Now this part I don't get, how does a business owner who manages to keep a family salary over 250K each year qualify as small? I know a lot small business owners who are doing quite well but who don't manage to take home more than 100K from their businesses to use in supporting their families. I think she is either ignorant to the nuanced difference between a businesses revenues and its profits, or she is deliberately playing a partisan game to deceive people into believing that a focused tax increase on the wealthy will impact those small business owners that Republicans historically claim to support but who seem to be left disadvantaged by their parties history of favoring large corporations through tax loopholes and refusing to regulate business and trade.

If Republicans had a track record of favoring small business and leveling the playing field in rural and suburban America between independent main street retail and the big box retail industry for example, then I would be the proudest Republican! The fact of the matter is that they don't make policies that keep our homegrown small-town businesses viable in today's global corporate economic system. What upsets me the most about what has been happening these past few weeks with the bank failures is that these already monolithic regional and national banks are being bought out for pennies on the dollar by even larger ones and what we will see when the dust settles is even fewer multinationals with even more power to exercise not only a choke-hold on our economy but far more influence over our political process than they should be allowed to have.

Instead of letting these banks be seized by bigger ones, the government should exercise its power to regulate and in some cases break these banks up into smaller pieces to be sold off to smaller regional banks with strong track records for fiscal integrity. Instead of letting CitiGroup, Wells Fargo, Bank of America, and JP Morgan Chase expand their empires, why not do the harder work of auditing these seized banks, clean up their books, renegotiate mortgages to strengthen the assets that are left and perhaps not even have to sell them of at auction in the first place. Couldn't the government assign a team of federal auditors to temporarily control a bank, clean house, meet with stockholders and reassure them that they will find the cancer and treat it and they will be free to bring in a new executive team within six months when the bank is once again thriving?

All this talk of bailing out wall street is upsetting to a lot of people who feel like it won't fix the real problem, which is a capitalistic environment that rewards greed and protects individuals who engage in unethical practices at nearly every level within the system from being held accountable for their actions.

Anyway, back to the debate... 29 minutes in Biden was talking about the subprime mortgage crisis and saying that he and Obama favor the Fed being able to go in and renegotiate these mortgages not just for the rate of interest but the principle as well. He said he did not believe McCain or Palin supported that plan. Ifill asked Palin if that was so and all she said was "that is not so" and quickly changed the subject. What I want to know is which part of that plan do they support or do they agree completely? She did not clarify but dramatically changed the subject to energy policy and her and McCain's plan to drill for more oil and natural gas in places like Alaska and offshore.

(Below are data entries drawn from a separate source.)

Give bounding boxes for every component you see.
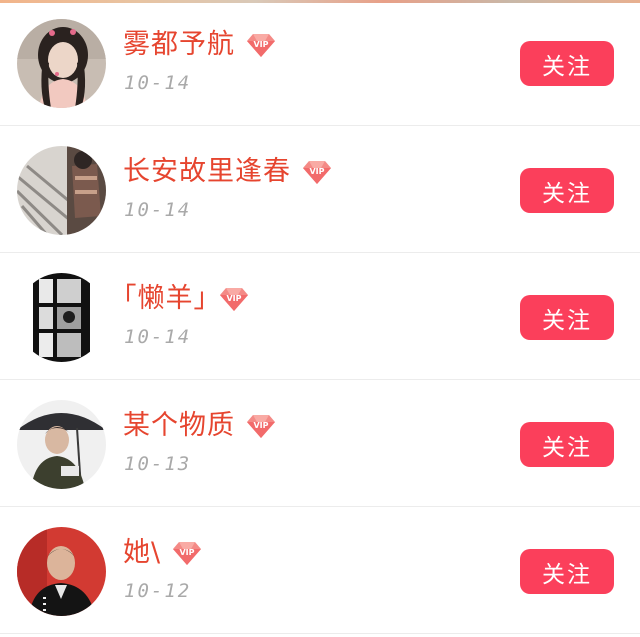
avatar[interactable]: [17, 273, 106, 362]
svg-text:VIP: VIP: [180, 548, 195, 557]
name-line: 长安故里逢春 VIP: [123, 154, 335, 190]
vip-badge-icon: VIP: [216, 285, 252, 313]
name-line: 她\ VIP: [123, 535, 205, 571]
list-item[interactable]: ｢懒羊｣ VIP 10-14 关注: [0, 254, 640, 380]
follow-date: 10-12: [124, 580, 192, 602]
svg-text:VIP: VIP: [226, 294, 241, 303]
follow-date: 10-14: [124, 199, 192, 221]
list-item[interactable]: 雾都予航 VIP 10-14 关注: [0, 0, 640, 126]
user-name[interactable]: 她\: [123, 535, 161, 571]
avatar[interactable]: [17, 527, 106, 616]
avatar[interactable]: [17, 400, 106, 489]
vip-badge-icon: VIP: [243, 412, 279, 440]
follow-date: 10-13: [124, 453, 192, 475]
follow-button[interactable]: 关注: [520, 549, 614, 594]
vip-badge-icon: VIP: [243, 31, 279, 59]
user-name[interactable]: 长安故里逢春: [123, 154, 291, 190]
user-name[interactable]: ｢懒羊｣: [123, 281, 208, 317]
follow-date: 10-14: [124, 72, 192, 94]
user-name[interactable]: 某个物质: [123, 408, 235, 444]
list-item[interactable]: 某个物质 VIP 10-13 关注: [0, 381, 640, 507]
name-line: 雾都予航 VIP: [123, 27, 279, 63]
follow-date: 10-14: [124, 326, 192, 348]
follow-button[interactable]: 关注: [520, 41, 614, 86]
name-line: ｢懒羊｣ VIP: [123, 281, 252, 317]
svg-text:VIP: VIP: [309, 167, 324, 176]
follow-button[interactable]: 关注: [520, 295, 614, 340]
list-item[interactable]: 长安故里逢春 VIP 10-14 关注: [0, 127, 640, 253]
vip-badge-icon: VIP: [299, 158, 335, 186]
svg-text:VIP: VIP: [253, 421, 268, 430]
list-item[interactable]: 她\ VIP 10-12 关注: [0, 508, 640, 634]
avatar[interactable]: [17, 146, 106, 235]
follow-button[interactable]: 关注: [520, 168, 614, 213]
vip-badge-icon: VIP: [169, 539, 205, 567]
avatar[interactable]: [17, 19, 106, 108]
svg-text:VIP: VIP: [253, 40, 268, 49]
name-line: 某个物质 VIP: [123, 408, 279, 444]
follow-button[interactable]: 关注: [520, 422, 614, 467]
user-name[interactable]: 雾都予航: [123, 27, 235, 63]
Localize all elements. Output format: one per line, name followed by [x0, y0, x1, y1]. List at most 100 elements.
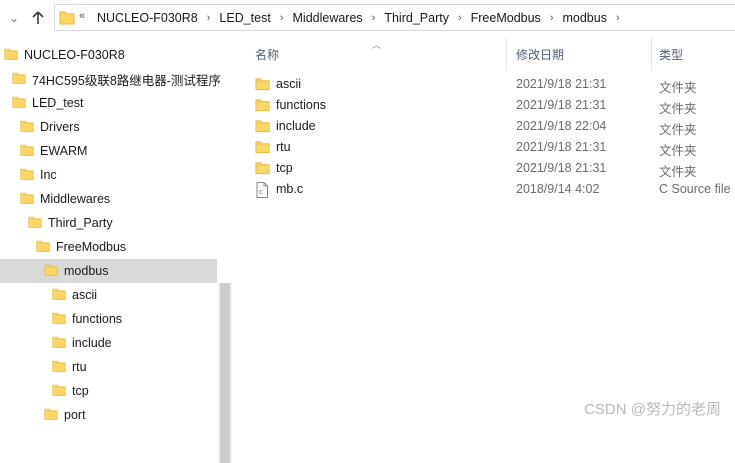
breadcrumb-chevron-icon[interactable]: ›: [273, 12, 291, 24]
svg-text:c: c: [259, 188, 263, 196]
nav-tree-item-label: modbus: [64, 264, 109, 278]
breadcrumb-chevron-icon[interactable]: ›: [200, 12, 218, 24]
file-modified-date: 2021/9/18 21:31: [516, 140, 607, 154]
folder-icon: [59, 10, 75, 28]
folder-icon: [20, 118, 34, 137]
file-name: functions: [276, 98, 327, 112]
file-modified-date: 2018/9/14 4:02: [516, 182, 600, 196]
recent-locations-chevron-icon[interactable]: ⌄: [6, 8, 22, 28]
nav-tree-item[interactable]: NUCLEO-F030R8: [0, 43, 217, 67]
breadcrumb-item[interactable]: Third_Party: [382, 11, 451, 25]
nav-tree-item[interactable]: port: [0, 403, 217, 427]
nav-tree-item[interactable]: FreeModbus: [0, 235, 217, 259]
file-row[interactable]: tcp 2021/9/18 21:31 文件夹: [236, 158, 735, 179]
c-source-file-icon: c: [255, 182, 269, 201]
nav-tree-item[interactable]: rtu: [0, 355, 217, 379]
column-divider[interactable]: [651, 38, 652, 70]
breadcrumb-item[interactable]: modbus: [560, 11, 608, 25]
nav-tree-item[interactable]: 74HC595级联8路继电器-测试程序: [0, 67, 221, 91]
address-row: ⌄ « NUCLEO-F030R8 › LED_test › Middlewares › T…: [0, 0, 735, 36]
navigation-pane: port tcp rtu include functions ascii modbus Fre…: [0, 36, 232, 463]
folder-icon: [20, 166, 34, 185]
file-row[interactable]: include 2021/9/18 22:04 文件夹: [236, 116, 735, 137]
file-modified-date: 2021/9/18 22:04: [516, 119, 607, 133]
nav-tree-item[interactable]: Drivers: [0, 115, 217, 139]
sort-ascending-icon: ︿: [372, 40, 382, 50]
file-type: C Source file: [659, 182, 731, 196]
folder-icon: [52, 310, 66, 329]
breadcrumb: NUCLEO-F030R8 › LED_test › Middlewares › Third…: [95, 5, 627, 30]
nav-tree-item[interactable]: modbus: [0, 259, 217, 283]
nav-tree-item-label: EWARM: [40, 144, 88, 158]
nav-tree-item-label: Drivers: [40, 120, 80, 134]
column-header-row: 名称 ︿ 修改日期 类型: [236, 36, 735, 72]
nav-tree-item-label: Third_Party: [48, 216, 113, 230]
nav-tree-item[interactable]: LED_test: [0, 91, 217, 115]
column-header-date[interactable]: 修改日期: [516, 46, 564, 63]
breadcrumb-chevron-icon[interactable]: ›: [543, 12, 561, 24]
address-bar[interactable]: « NUCLEO-F030R8 › LED_test › Middlewares › Thi…: [54, 4, 735, 31]
column-header-type[interactable]: 类型: [659, 46, 683, 63]
folder-icon: [28, 214, 42, 233]
nav-tree-item[interactable]: ascii: [0, 283, 217, 307]
nav-tree-item[interactable]: include: [0, 331, 217, 355]
nav-tree-item-label: ascii: [72, 288, 98, 302]
nav-tree-item-label: Middlewares: [40, 192, 111, 206]
file-type: 文件夹: [659, 144, 697, 158]
breadcrumb-item[interactable]: FreeModbus: [469, 11, 543, 25]
nav-tree-item-label: rtu: [72, 360, 87, 374]
file-row[interactable]: ascii 2021/9/18 21:31 文件夹: [236, 74, 735, 95]
folder-icon: [255, 140, 270, 157]
folder-icon: [4, 46, 18, 65]
nav-tree-item-label: tcp: [72, 384, 89, 398]
folder-icon: [255, 161, 270, 178]
breadcrumb-item[interactable]: Middlewares: [291, 11, 365, 25]
folder-icon: [255, 98, 270, 115]
file-modified-date: 2021/9/18 21:31: [516, 98, 607, 112]
breadcrumb-chevron-icon[interactable]: ›: [609, 12, 627, 24]
address-overflow-chevron[interactable]: «: [79, 10, 85, 22]
nav-tree-item[interactable]: functions: [0, 307, 217, 331]
folder-icon: [255, 77, 270, 94]
file-modified-date: 2021/9/18 21:31: [516, 161, 607, 175]
watermark: CSDN @努力的老周: [584, 401, 721, 418]
file-name: rtu: [276, 140, 291, 154]
nav-tree-item-label: FreeModbus: [56, 240, 127, 254]
nav-tree-item-label: Inc: [40, 168, 57, 182]
file-type: 文件夹: [659, 102, 697, 116]
nav-tree-item-label: LED_test: [32, 96, 84, 110]
nav-tree-item-label: port: [64, 408, 86, 422]
file-row[interactable]: rtu 2021/9/18 21:31 文件夹: [236, 137, 735, 158]
breadcrumb-chevron-icon[interactable]: ›: [365, 12, 383, 24]
up-arrow-icon[interactable]: [30, 8, 46, 28]
nav-tree-item-label: include: [72, 336, 112, 350]
nav-tree-item[interactable]: tcp: [0, 379, 217, 403]
breadcrumb-item[interactable]: NUCLEO-F030R8: [95, 11, 200, 25]
file-row[interactable]: functions 2021/9/18 21:31 文件夹: [236, 95, 735, 116]
file-name: mb.c: [276, 182, 304, 196]
nav-tree-item-label: functions: [72, 312, 123, 326]
breadcrumb-item[interactable]: LED_test: [217, 11, 272, 25]
folder-icon: [52, 286, 66, 305]
breadcrumb-chevron-icon[interactable]: ›: [451, 12, 469, 24]
nav-tree-item-label: 74HC595级联8路继电器-测试程序: [32, 73, 221, 88]
column-divider[interactable]: [506, 38, 507, 70]
folder-icon: [12, 70, 26, 89]
nav-tree-item[interactable]: Third_Party: [0, 211, 217, 235]
folder-icon: [44, 406, 58, 425]
file-type: 文件夹: [659, 123, 697, 137]
file-row[interactable]: c mb.c 2018/9/14 4:02 C Source file: [236, 179, 735, 200]
column-header-name[interactable]: 名称: [255, 46, 279, 63]
nav-scrollbar[interactable]: [218, 283, 232, 463]
file-type: 文件夹: [659, 165, 697, 179]
nav-scrollbar-thumb[interactable]: [220, 283, 230, 463]
folder-icon: [52, 382, 66, 401]
file-name: ascii: [276, 77, 302, 91]
nav-tree-item[interactable]: Middlewares: [0, 187, 217, 211]
nav-tree-item[interactable]: EWARM: [0, 139, 217, 163]
nav-tree-item[interactable]: Inc: [0, 163, 217, 187]
file-type: 文件夹: [659, 81, 697, 95]
folder-icon: [52, 358, 66, 377]
file-name: tcp: [276, 161, 293, 175]
folder-icon: [12, 94, 26, 113]
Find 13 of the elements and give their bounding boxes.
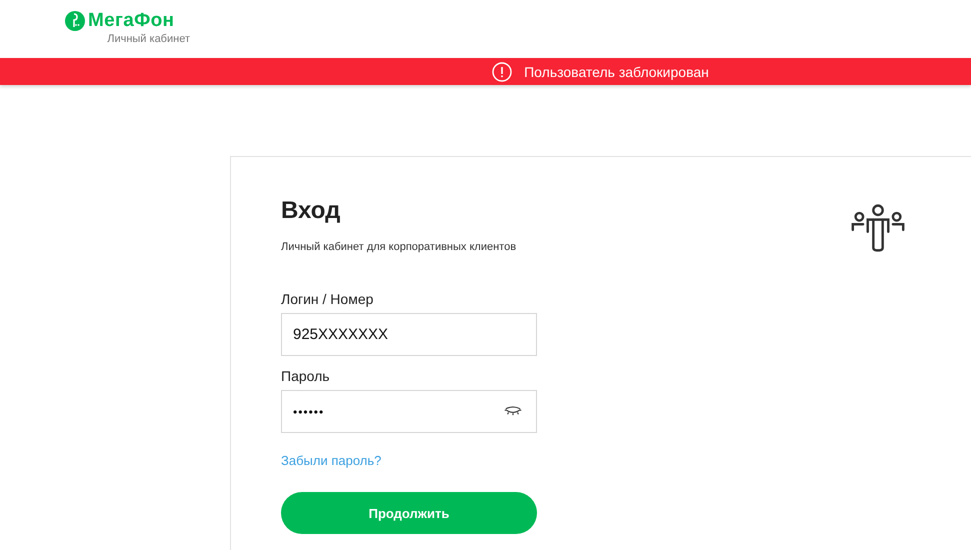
login-title: Вход — [281, 197, 342, 225]
field-label: Логин / Номер — [281, 291, 374, 307]
alert-message: Пользователь заблокирован — [524, 64, 709, 80]
logo-icon — [65, 11, 85, 31]
warning-icon — [492, 62, 512, 82]
brand-subtitle: Личный кабинет — [107, 33, 190, 45]
login-field[interactable]: 925XXXXXXX — [281, 313, 537, 356]
people-icon — [850, 203, 906, 253]
closed-eye-icon[interactable] — [504, 406, 522, 417]
brand-name: МегаФон — [88, 10, 174, 32]
password-field[interactable]: •••••• — [281, 390, 537, 433]
field-label: Пароль — [281, 368, 331, 384]
login-subtitle: Личный кабинет для корпоративных клиентов — [281, 241, 516, 253]
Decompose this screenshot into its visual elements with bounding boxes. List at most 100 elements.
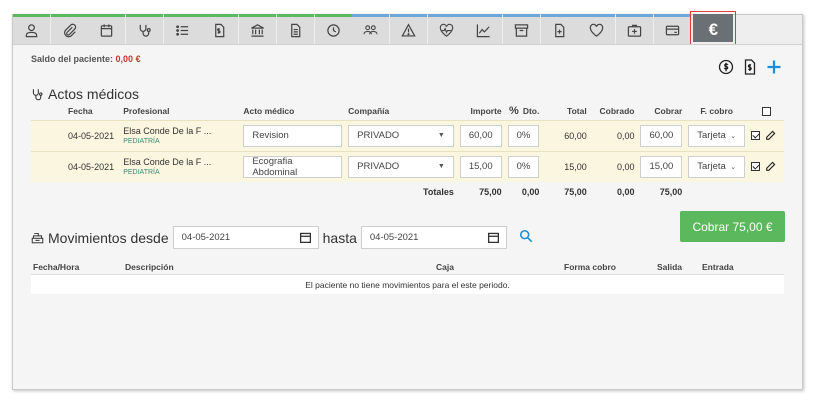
actos-header-row: Fecha Profesional Acto médico Compañía I…: [31, 102, 784, 120]
tab-history[interactable]: [314, 14, 352, 44]
balance-label: Saldo del paciente:: [31, 54, 114, 64]
invoice-icon[interactable]: [742, 59, 758, 75]
heart-icon: [590, 23, 604, 37]
tab-family[interactable]: [352, 14, 390, 44]
tab-patient[interactable]: [13, 14, 50, 44]
pencil-icon[interactable]: [765, 161, 776, 172]
group-icon: [363, 25, 378, 35]
compania-select[interactable]: PRIVADO ▼: [348, 124, 454, 147]
col-select-all: [748, 102, 784, 120]
compania-select[interactable]: PRIVADO ▼: [348, 155, 454, 178]
tab-calendar[interactable]: [88, 14, 126, 44]
patient-balance: Saldo del paciente: 0,00 €: [31, 54, 141, 64]
row-profesional: Elsa Conde De la F ... PEDIATRÍA: [120, 119, 241, 151]
movimientos-header: Fecha/Hora Descripción Caja Forma cobro …: [31, 259, 784, 275]
col-fcobro: F. cobro: [700, 105, 733, 116]
desde-date-input[interactable]: 04-05-2021: [172, 226, 319, 249]
caret-down-icon: ▼: [437, 132, 445, 139]
tab-first-aid[interactable]: [616, 14, 653, 44]
tab-medical[interactable]: [126, 14, 164, 44]
tab-invoices[interactable]: [201, 14, 239, 44]
tab-documents[interactable]: [276, 14, 314, 44]
action-icons: [718, 59, 782, 75]
col-fecha: Fecha: [68, 105, 93, 116]
col-fecha-hora: Fecha/Hora: [33, 262, 80, 272]
col-forma-cobro: Forma cobro: [564, 262, 616, 272]
fcobro-value: Tarjeta: [697, 130, 726, 141]
tab-list[interactable]: [163, 14, 201, 44]
balance-amount: 0,00 €: [115, 54, 141, 64]
chart-line-icon: [477, 24, 490, 38]
tab-archive[interactable]: [502, 14, 540, 44]
tab-billing[interactable]: €: [690, 11, 737, 45]
tab-favorites[interactable]: [578, 14, 616, 44]
row-cobrado: 0,00: [589, 119, 638, 151]
acto-input[interactable]: Ecografia Abdominal: [243, 155, 343, 178]
actos-table: Fecha Profesional Acto médico Compañía I…: [31, 102, 784, 202]
caret-down-icon: ▼: [437, 163, 445, 171]
col-compania: Compañía: [348, 105, 390, 116]
tab-alerts[interactable]: [389, 14, 427, 44]
compania-value: PRIVADO: [357, 161, 400, 173]
calendar-icon[interactable]: [299, 231, 312, 244]
tab-bank[interactable]: [239, 14, 277, 44]
stethoscope-icon: [139, 24, 151, 37]
movimientos-title: Movimientos desde: [48, 229, 169, 246]
col-importe: Importe: [470, 105, 502, 116]
totals-row: Totales 75,00 0,00 75,00 0,00 75,00: [31, 182, 784, 202]
fcobro-select[interactable]: Tarjeta ⌄: [688, 155, 746, 178]
acto-input[interactable]: Revision: [243, 124, 343, 147]
importe-input[interactable]: 15,00: [459, 155, 502, 178]
hasta-date-input[interactable]: 04-05-2021: [360, 226, 507, 249]
medkit-icon: [627, 24, 642, 37]
dollar-circle-icon[interactable]: [718, 59, 734, 75]
compania-value: PRIVADO: [357, 130, 400, 141]
tab-cards[interactable]: [653, 14, 691, 44]
col-entrada: Entrada: [702, 262, 734, 272]
cobrar-input[interactable]: 60,00: [640, 124, 683, 147]
hasta-label: hasta: [322, 229, 357, 246]
billing-panel: Saldo del paciente: 0,00 € Actos médicos…: [13, 44, 802, 389]
search-button[interactable]: [519, 229, 533, 246]
desde-value: 04-05-2021: [181, 232, 231, 243]
dto-input[interactable]: 0%: [507, 124, 540, 147]
totals-importe: 75,00: [479, 187, 502, 197]
heart-pulse-icon: [439, 23, 453, 37]
row-checkbox[interactable]: [751, 131, 761, 141]
fcobro-select[interactable]: Tarjeta ⌄: [688, 124, 746, 147]
paperclip-icon: [63, 23, 76, 38]
list-icon: [175, 25, 188, 36]
pencil-icon[interactable]: [765, 130, 776, 141]
table-row: 04-05-2021 Elsa Conde De la F ... PEDIAT…: [31, 119, 784, 151]
percent-icon: %: [509, 104, 519, 117]
row-checkbox[interactable]: [751, 162, 761, 172]
col-cobrar: Cobrar: [654, 105, 683, 116]
select-all-checkbox[interactable]: [761, 106, 771, 116]
col-total: Total: [567, 105, 587, 116]
totals-total: 75,00: [564, 187, 587, 197]
cobrar-button[interactable]: Cobrar 75,00 €: [680, 211, 785, 242]
warning-icon: [401, 23, 416, 37]
fcobro-value: Tarjeta: [697, 161, 726, 173]
profesional-name: Elsa Conde De la F ...: [123, 126, 212, 136]
row-cobrado: 0,00: [589, 150, 638, 182]
cobrar-input[interactable]: 15,00: [640, 155, 683, 178]
dto-input[interactable]: 0%: [507, 155, 540, 178]
row-fecha: 04-05-2021: [65, 119, 121, 151]
tab-attachments[interactable]: [50, 14, 88, 44]
col-dto-label: Dto.: [522, 105, 540, 116]
profesional-name: Elsa Conde De la F ...: [123, 157, 212, 168]
actos-title-text: Actos médicos: [48, 86, 140, 102]
archive-icon: [514, 24, 529, 37]
tab-reports[interactable]: [540, 14, 578, 44]
calendar-icon[interactable]: [487, 231, 500, 244]
col-profesional: Profesional: [123, 105, 170, 116]
totals-cobrado: 0,00: [616, 187, 635, 197]
add-icon[interactable]: [766, 59, 782, 75]
tab-stats[interactable]: [465, 14, 503, 44]
tab-vitals[interactable]: [427, 14, 465, 44]
hasta-value: 04-05-2021: [369, 232, 419, 243]
row-total: 60,00: [542, 119, 590, 151]
col-dto: % Dto.: [505, 102, 543, 120]
importe-input[interactable]: 60,00: [459, 124, 502, 147]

Again and again it seemed that she was not interested in debating topics and answering charges, but using her time to talk about topics she had likely been coached on and only as deep as her knowledge of the subject would allow. She didn't seem to be able to really dig in and explain her positions when challenged about the details. That really bothers me. Given the trouble she has had in interviews in recent weeks answering specific questions that do not seem to be overly difficult questions to answer, I have serious doubts about her ability to wrestle with real problems. Sure the executive is a figurehead that needs to be surrounded by a lot of advisers, but ultimately this person needs to be able to really study a problem and make a decision and own it, not pass the buck so they can claim plausible deniability. Ignorance is not an excuse!

Well, I would write more but I need to get ready for work. I'd love to know what you thought about the debate.